Mahiette walked on in silence. She was absorbed in that sort of reverie which seems to be the continuation of a painful story, and which does not cease until it has imparted its own emotion, throb by throb, to the innermost fibers of the heart. Gervaise, however, addressed her: “And did no one ever know what became of Chantefleurie?” Mahiette made no answer. Gervaise repeated the question, shaking her arm and calling her by name as she did so. Mahiette seemed to wake from her dream.
“What became of Chantefleurie?” she said, mechanically repeating the words whose sound was still fresh in her ear; then, making an effort to fix her attention upon the meaning of the words, she said quickly, “Oh, no one ever knew.”
She added, after a pause:—
“Some said they saw her leave Rheims at dusk by the Porte Fléchembault; others, at daybreak, by the old Porte Basée. A poor man found her gold cross hanging to the stone cross in the fairgrounds. It was that trinket which caused her ruin in ‘61. It was a gift from the handsome Vicomte de Cormontreuil, her first lover. Paquette never would part with it, however poor she might be. She clung to it like her own life. So when this cross was found, we all thought that she was dead. Still, there were people at Cabaret-les-Vautes who said they saw her pass by on the road to Paris, walking barefoot over the stones. But in that case she must have left town by the Porte de Vesle, and all these stories don’t agree; or, rather, I believe she did actually leave by the Porte de Vesle, but that she left this world.”
“I don’t understand you,” said Gervaise.
“The Vesle,” replied Mahiette, with a melancholy smile, “is the river.”
“Poor Chantefleurie!” said Oudarde, with a shudder; “drowned!”
“Drowned!” returned Mahiette; “and who could have told good father Guybertaut, when he floated down the river beneath the Pont de Tinquex, singing in his boat, that his dear little Paquette would one day pass under that same bridge, but without boat or song?”

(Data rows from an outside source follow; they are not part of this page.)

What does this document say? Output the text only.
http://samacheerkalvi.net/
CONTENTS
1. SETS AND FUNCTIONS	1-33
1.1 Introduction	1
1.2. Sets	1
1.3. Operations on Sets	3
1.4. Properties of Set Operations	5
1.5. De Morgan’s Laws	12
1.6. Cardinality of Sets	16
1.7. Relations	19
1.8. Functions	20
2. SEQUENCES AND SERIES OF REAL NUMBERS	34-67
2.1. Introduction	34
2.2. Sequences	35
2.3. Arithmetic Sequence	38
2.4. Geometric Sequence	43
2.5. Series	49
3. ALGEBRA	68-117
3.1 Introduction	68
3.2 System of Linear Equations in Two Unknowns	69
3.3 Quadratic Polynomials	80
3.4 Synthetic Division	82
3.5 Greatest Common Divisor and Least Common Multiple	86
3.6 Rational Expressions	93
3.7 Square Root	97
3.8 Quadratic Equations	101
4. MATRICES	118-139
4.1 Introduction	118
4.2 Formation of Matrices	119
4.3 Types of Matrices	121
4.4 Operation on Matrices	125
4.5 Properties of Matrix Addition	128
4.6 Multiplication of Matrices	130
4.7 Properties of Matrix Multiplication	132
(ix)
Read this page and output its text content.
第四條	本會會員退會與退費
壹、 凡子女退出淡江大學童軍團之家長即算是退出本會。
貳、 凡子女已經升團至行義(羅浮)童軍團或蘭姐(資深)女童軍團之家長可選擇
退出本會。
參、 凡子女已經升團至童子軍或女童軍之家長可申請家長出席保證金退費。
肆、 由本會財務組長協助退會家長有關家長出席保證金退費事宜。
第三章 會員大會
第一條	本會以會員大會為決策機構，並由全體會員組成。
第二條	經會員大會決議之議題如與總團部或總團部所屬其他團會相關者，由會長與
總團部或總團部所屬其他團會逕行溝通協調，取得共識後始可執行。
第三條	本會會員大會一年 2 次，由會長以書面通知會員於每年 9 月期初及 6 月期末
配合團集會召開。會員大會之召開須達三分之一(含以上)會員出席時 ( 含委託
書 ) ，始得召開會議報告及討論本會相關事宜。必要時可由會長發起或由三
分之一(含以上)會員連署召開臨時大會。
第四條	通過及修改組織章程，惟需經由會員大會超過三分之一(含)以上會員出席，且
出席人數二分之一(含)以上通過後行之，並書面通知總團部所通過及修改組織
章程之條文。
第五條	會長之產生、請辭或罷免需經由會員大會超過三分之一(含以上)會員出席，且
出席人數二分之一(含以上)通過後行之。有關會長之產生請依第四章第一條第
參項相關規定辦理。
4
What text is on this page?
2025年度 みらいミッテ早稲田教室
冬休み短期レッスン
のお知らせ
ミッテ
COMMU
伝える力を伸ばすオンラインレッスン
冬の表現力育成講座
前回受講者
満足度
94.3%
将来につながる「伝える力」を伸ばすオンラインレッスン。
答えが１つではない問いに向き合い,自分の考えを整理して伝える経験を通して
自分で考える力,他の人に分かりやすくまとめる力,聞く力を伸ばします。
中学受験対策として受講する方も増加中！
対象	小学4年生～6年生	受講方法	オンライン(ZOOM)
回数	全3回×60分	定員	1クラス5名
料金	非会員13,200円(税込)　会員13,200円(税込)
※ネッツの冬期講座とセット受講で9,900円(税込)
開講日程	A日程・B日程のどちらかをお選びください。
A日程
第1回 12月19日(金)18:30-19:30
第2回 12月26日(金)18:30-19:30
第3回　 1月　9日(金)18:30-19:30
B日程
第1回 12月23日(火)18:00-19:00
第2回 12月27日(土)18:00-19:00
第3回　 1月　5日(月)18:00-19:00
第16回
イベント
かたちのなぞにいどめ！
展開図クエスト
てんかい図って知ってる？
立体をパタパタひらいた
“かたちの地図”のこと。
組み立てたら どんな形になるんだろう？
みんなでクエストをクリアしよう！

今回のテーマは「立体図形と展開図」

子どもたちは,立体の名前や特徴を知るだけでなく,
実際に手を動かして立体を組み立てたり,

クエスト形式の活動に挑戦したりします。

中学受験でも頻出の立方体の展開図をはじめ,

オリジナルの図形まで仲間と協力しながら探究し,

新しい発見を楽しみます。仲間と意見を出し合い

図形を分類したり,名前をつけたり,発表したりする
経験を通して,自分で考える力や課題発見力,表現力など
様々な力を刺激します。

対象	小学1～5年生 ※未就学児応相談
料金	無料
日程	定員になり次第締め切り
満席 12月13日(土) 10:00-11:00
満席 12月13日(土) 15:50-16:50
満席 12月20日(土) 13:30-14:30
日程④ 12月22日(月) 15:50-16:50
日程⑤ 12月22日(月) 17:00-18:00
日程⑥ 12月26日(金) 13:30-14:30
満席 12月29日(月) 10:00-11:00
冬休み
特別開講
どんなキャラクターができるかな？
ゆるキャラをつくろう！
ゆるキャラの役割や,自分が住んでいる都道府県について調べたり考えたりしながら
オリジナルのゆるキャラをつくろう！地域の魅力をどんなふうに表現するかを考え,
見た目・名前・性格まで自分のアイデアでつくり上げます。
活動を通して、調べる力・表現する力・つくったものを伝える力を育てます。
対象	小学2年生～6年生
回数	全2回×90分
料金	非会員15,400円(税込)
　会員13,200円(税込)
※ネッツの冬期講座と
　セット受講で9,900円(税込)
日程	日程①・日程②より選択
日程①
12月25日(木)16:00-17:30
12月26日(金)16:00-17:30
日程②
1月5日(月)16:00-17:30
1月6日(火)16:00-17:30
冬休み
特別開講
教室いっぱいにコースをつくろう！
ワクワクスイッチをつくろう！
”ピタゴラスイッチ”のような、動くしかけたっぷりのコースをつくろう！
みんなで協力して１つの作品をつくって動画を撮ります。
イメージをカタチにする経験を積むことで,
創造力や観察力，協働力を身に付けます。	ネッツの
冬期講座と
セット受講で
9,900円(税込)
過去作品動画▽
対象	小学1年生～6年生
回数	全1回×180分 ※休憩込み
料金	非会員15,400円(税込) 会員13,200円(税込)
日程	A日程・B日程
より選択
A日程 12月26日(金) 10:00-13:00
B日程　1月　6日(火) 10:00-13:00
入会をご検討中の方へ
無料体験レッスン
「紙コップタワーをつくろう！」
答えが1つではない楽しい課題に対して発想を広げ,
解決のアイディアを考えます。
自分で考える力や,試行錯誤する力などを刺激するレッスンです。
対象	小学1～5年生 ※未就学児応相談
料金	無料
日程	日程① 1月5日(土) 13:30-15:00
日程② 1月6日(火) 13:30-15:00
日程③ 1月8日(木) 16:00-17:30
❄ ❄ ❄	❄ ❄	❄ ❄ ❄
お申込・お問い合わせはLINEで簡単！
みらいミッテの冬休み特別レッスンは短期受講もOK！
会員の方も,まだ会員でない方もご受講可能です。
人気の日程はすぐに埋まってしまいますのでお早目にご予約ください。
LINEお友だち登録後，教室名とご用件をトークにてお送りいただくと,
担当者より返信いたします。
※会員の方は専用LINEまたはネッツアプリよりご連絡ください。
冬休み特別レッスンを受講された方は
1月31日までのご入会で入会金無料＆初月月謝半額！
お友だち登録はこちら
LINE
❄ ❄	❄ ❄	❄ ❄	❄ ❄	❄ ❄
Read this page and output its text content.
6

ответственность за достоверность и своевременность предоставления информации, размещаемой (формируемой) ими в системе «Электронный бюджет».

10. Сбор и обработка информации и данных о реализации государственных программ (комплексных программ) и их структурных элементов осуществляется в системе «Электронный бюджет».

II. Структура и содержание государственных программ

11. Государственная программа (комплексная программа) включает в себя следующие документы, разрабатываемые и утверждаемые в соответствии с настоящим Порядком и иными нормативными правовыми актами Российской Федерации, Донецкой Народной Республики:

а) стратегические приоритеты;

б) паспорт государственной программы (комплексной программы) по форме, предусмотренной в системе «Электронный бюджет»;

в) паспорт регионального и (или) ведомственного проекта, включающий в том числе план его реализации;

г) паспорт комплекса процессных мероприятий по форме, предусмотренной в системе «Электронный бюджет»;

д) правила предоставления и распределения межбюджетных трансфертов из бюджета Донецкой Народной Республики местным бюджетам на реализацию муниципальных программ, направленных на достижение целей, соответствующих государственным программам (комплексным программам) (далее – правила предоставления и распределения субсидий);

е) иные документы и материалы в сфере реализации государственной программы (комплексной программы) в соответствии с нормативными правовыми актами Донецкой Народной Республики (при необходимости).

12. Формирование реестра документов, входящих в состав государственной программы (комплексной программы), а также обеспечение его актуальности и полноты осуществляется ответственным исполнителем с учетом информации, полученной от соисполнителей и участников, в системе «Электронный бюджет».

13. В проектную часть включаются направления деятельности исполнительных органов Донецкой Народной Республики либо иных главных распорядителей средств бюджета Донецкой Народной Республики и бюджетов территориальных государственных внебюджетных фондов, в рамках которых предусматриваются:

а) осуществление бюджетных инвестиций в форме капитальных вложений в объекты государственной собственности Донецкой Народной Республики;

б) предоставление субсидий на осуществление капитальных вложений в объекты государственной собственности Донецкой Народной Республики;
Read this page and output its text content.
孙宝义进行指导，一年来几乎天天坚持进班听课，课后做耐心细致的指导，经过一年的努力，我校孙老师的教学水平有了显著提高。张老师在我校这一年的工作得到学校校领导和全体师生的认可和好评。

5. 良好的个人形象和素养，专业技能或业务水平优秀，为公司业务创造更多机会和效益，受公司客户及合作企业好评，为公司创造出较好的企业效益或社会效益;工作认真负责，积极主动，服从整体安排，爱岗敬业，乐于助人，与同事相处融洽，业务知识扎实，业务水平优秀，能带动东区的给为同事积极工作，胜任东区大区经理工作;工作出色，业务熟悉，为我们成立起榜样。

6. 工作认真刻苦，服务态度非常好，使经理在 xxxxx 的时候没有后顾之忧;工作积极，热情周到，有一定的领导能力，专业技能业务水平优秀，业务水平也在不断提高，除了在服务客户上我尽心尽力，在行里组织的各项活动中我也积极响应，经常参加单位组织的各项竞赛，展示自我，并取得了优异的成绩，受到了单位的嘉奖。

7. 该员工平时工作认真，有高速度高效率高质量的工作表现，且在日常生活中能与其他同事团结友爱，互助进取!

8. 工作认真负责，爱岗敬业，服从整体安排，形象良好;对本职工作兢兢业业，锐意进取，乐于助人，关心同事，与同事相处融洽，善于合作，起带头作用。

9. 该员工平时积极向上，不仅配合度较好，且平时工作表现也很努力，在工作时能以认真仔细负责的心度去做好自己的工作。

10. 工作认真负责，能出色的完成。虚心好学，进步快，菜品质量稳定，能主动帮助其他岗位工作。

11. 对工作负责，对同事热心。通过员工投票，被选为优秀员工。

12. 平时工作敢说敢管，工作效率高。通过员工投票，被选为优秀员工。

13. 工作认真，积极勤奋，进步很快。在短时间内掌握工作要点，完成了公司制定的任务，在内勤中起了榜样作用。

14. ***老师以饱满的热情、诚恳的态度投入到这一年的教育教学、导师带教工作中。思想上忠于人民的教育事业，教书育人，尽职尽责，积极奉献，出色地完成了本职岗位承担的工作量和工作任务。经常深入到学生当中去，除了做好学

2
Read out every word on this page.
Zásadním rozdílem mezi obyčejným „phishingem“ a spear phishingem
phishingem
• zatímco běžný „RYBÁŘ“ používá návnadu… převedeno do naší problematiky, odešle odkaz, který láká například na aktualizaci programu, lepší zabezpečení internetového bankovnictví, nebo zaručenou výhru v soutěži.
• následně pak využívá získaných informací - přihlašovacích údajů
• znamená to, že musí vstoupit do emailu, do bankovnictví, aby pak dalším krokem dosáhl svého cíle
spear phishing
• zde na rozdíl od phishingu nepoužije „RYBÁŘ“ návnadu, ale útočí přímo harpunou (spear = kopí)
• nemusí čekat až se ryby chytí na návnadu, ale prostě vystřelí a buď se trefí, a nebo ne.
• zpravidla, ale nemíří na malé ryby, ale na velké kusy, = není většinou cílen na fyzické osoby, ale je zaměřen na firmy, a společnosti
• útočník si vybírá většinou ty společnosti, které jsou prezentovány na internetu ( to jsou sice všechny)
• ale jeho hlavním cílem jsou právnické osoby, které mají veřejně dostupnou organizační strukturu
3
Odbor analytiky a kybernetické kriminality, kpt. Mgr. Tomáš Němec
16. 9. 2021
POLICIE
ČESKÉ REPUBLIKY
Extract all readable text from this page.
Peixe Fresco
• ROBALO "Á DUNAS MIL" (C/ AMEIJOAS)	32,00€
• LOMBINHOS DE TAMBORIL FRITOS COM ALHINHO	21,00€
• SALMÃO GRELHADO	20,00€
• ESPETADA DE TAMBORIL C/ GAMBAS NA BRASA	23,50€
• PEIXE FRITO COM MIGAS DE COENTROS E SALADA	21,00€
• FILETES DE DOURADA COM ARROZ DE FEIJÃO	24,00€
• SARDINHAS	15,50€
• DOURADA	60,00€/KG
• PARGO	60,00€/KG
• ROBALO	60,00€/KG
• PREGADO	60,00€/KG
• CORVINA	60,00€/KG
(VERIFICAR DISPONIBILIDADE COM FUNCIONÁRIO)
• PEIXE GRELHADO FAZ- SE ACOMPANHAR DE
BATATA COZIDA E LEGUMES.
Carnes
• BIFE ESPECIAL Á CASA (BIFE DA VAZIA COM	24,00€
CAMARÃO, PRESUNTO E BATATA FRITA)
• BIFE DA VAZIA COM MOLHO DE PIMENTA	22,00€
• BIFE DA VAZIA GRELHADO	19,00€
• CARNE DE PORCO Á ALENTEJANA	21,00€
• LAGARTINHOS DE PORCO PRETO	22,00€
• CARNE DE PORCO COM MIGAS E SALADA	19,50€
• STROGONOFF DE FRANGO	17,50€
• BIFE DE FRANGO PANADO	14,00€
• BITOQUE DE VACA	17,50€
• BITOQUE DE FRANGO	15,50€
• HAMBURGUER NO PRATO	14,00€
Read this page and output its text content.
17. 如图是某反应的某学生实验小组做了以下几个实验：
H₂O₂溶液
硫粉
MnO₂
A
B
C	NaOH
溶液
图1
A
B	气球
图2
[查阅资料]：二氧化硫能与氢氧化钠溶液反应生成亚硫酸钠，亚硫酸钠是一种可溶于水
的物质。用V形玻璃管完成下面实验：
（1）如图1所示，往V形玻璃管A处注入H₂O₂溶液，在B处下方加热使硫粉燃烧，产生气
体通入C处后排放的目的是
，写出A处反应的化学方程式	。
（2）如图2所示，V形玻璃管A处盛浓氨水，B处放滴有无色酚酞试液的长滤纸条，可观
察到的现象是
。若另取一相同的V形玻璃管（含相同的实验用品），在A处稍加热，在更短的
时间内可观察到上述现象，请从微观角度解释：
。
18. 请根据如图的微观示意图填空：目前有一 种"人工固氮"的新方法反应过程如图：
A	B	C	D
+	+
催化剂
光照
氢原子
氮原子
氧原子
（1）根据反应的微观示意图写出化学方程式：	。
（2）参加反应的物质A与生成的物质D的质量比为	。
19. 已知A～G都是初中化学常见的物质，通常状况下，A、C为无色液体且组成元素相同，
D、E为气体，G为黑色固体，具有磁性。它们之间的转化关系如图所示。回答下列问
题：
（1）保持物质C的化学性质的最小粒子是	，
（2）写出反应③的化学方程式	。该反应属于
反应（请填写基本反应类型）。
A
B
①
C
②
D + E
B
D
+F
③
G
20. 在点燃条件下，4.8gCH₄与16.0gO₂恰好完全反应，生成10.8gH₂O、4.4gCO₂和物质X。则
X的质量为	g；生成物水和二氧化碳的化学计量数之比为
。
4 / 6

“And the little shoe?” asked Gervaise.
“It disappeared with the mother,” replied Mahiette.
“Poor little shoe!” said Oudarde.
Oudarde, a fat and tender-hearted woman, would have been quite content to sigh in company with Mahiette; but Gervaise, who was more curious, had not come to the end of her questions.
“And the monster?” she suddenly said to Mahiette.
“What monster?” asked the latter.
“The little gipsy monster left by the witches in Chantefleurie’s room in exchange for her daughter. What did you do with it? I really hope you drowned it too.”
“Not a bit of it,” replied Mahiette.
“What! You burned it then? After all, that was better. A sorcerer’s child!”
“Nor that either, Gervaise. My lord the archbishop took an interest in the gipsy child; he exorcised it, blessed it, carefully took the devil out of the boy’s body, and sent him to Paris to be exposed upon the wooden bed at Notre-Dame, as a foundling.”
“These bishops,” grumbled Gervaise, “never do anything like other people, just because they are so learned. Just think, Oudarde, of putting the devil among the foundlings! For that little monster is sure to have been the devil. Well, Mahiette, what did they do with him in Paris! I’m sure no charitable person would take him.”
“I don’t know,” replied the native of Rheims; “it was just at that very time that my husband bought the clerk’s office at Beru, two leagues away from town, and we thought no more about the matter; particularly as near Beru there are the two hills of Cernay, which quite hide the spires of the Rheims cathedral.”